Queste lobby non avrebbero mai accesso ai fondi europei, e non ne hanno bisogno perché molte dispongono di enormi risorse finanziarie. Possono comprarsi i politici, magari ingaggiandoli per cicli di conferenze strapagate, per poi impiegarli anche come agenti disturbatori di politiche che mirano alla decarbonizzazione. Non è corruzione, ci mancherebbe! Giuseppe Conte torna con 209 miliardi per attuare la transizione ecologica? Facciamolo cadere. E poi facciamo un governo con un ministero della Transizione ecologica il cui ministro, poi, va a dirigere una fabbrica di armi e di impianti nucleari. Tutto secondo le regole, tutto dichiarato. Come sono secondo le regole, e dichiarati, i fondi LIFE. Le finalità di queste azioni sono ben diverse, però.
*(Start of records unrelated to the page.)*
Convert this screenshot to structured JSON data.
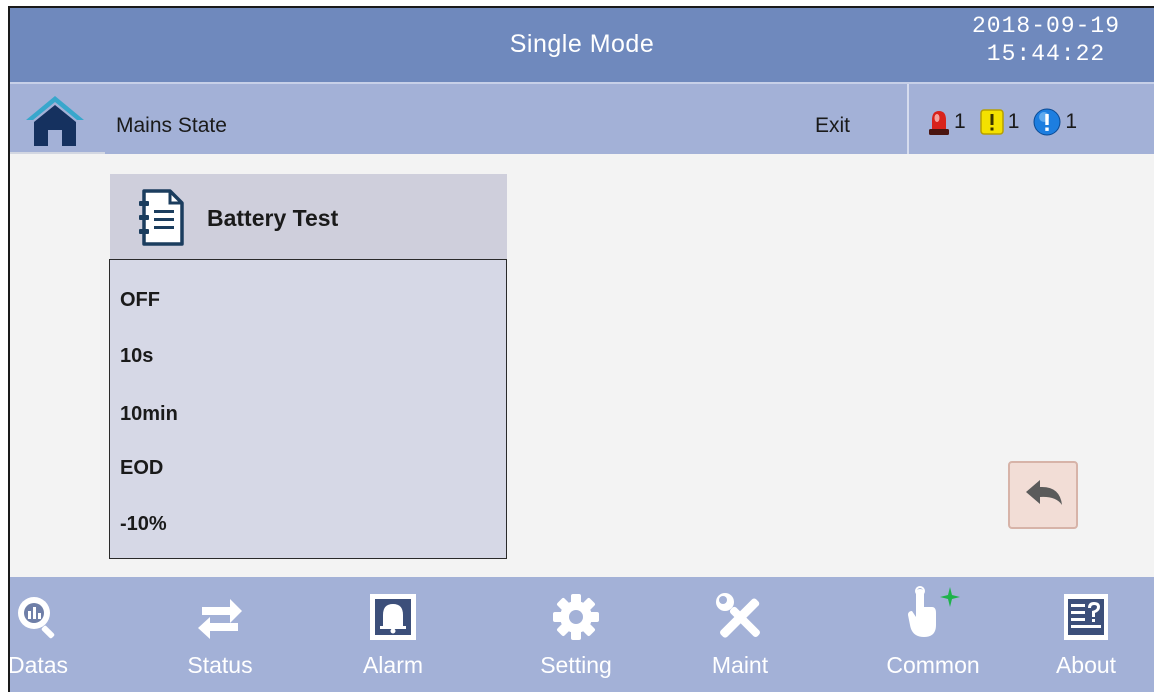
{
  "header": {
    "title": "Single Mode",
    "date": "2018-09-19",
    "time": "15:44:22"
  },
  "subheader": {
    "page_name": "Mains State",
    "exit_label": "Exit",
    "alarms": [
      {
        "icon": "red-siren-icon",
        "count": "1",
        "color": "#d8231b"
      },
      {
        "icon": "yellow-warning-icon",
        "count": "1",
        "color": "#f4e100"
      },
      {
        "icon": "blue-info-icon",
        "count": "1",
        "color": "#1d7ee0"
      }
    ]
  },
  "panel": {
    "title": "Battery Test",
    "values": [
      "OFF",
      "10s",
      "10min",
      "EOD",
      "-10%"
    ]
  },
  "footer": {
    "items": [
      {
        "label": "Datas",
        "icon": "datas-icon"
      },
      {
        "label": "Status",
        "icon": "status-arrows-icon"
      },
      {
        "label": "Alarm",
        "icon": "alarm-bell-icon"
      },
      {
        "label": "Setting",
        "icon": "gear-icon"
      },
      {
        "label": "Maint",
        "icon": "maintenance-tools-icon"
      },
      {
        "label": "Common",
        "icon": "touch-hand-icon"
      },
      {
        "label": "About",
        "icon": "about-document-icon"
      }
    ]
  }
}
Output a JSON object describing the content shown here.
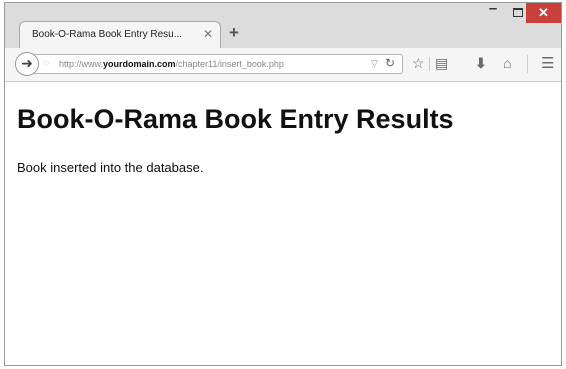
{
  "browser": {
    "tab_title": "Book-O-Rama Book Entry Resu...",
    "tab_close_icon": "close-icon",
    "new_tab_label": "+",
    "url": {
      "scheme_prefix": "http://www.",
      "domain": "yourdomain.com",
      "path": "/chapter11/insert_book.php"
    },
    "toolbar_icons": [
      "back-arrow-icon",
      "reload-icon",
      "bookmark-star-icon",
      "reading-list-icon",
      "download-icon",
      "home-icon",
      "menu-icon"
    ],
    "window_controls": [
      "minimize",
      "maximize",
      "close"
    ],
    "close_color": "#c9403a"
  },
  "page": {
    "heading": "Book-O-Rama Book Entry Results",
    "message": "Book inserted into the database."
  }
}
I lobbisti green non fanno gli interessi di potentati economici e mirano, a volte goffamente e ingenuamente, lo concedo, all’attuazione di politiche a favore dell’ambiente e, quindi, della società e dell’economia: sistemi di produzione e consumo insostenibili ecologicamente presto diventano insostenibili anche socialmente ed economicamente, visti i costi sociali ed economici che comportano. I lobbisti delle industrie che producono armi, pesticidi, tecnologie nucleari, e di ogni altro tipo di impresa che mina l’integrità ambientale, sociale ed economica, fanno esclusivamente gli interessi di chi li paga.
Il capolavoro mediatico dei lobbisti veri, quelli delle industrie miliardarie, è di aver generato l’impressione che, dietro alle politiche di sostenibilità , ci siano lobby green che mirano a interessi che nulla hanno a che fare con il bene comune. I lobbisti veri accusano i fautori della sostenibilità dei loro stessi misfatti, e le politiche verdi sono spacciate come il prodotto delle lobby green.
Come membro del network europeo di eccellenza su Biodiversità Marina e Funzionamento degli Ecosistemi ho ricevuto un finanziamento europeo. La Commissione ha utilizzato le risultanze del nostro lavoro per sviluppare le sue politiche e siamo andati a Bruxelles a parlare con politici e funzionari, esponendo i nostri risultati e dando consigli su quali legislazioni sarebbe stato opportuno promuovere. Ho fatto la stessa cosa con la Mission Healthy Oceans, Seas Coastal and Inland Waters, e altri progetti. Tra i risultati di queste azioni, finanziate dalla Commissione, ci sono la Marine Strategy Framework Directive e la Nature Restoration Law.
E quindi sì, la Commissione mi ha pagato per permettermi di influenzare scelte politiche: sono un lobbista, pagato dalla Commissione! Ho fatto anche molte conferenze su queste cose. Gratis. Nessuno si è mai sognato di offrirmi 80.000 euro a conferenza. Perché non ci sono entità plurimiliardarie che hanno interesse a quel che faccio io. Quelli che offrono queste cifre sono petrolieri, produttori di armi, pesticidi e altre bazzecole del genere. A loro interessa molto che per il pubblico siamo tutti lobbisti e che uno valga l’altro. Proprio come i partiti: tanto sono tutti uguali.
La sfiducia nella possibilità di cambiare qualcosa è la migliore arma per far sì che nulla cambi, e che la disonestà non sia così disonorevole: sono tutti disonesti! Con questi ragionamenti si potrebbe arrivare all’assurdo di riabilitare persone condannate in via definitiva, tipo Craxi e Berlusconi.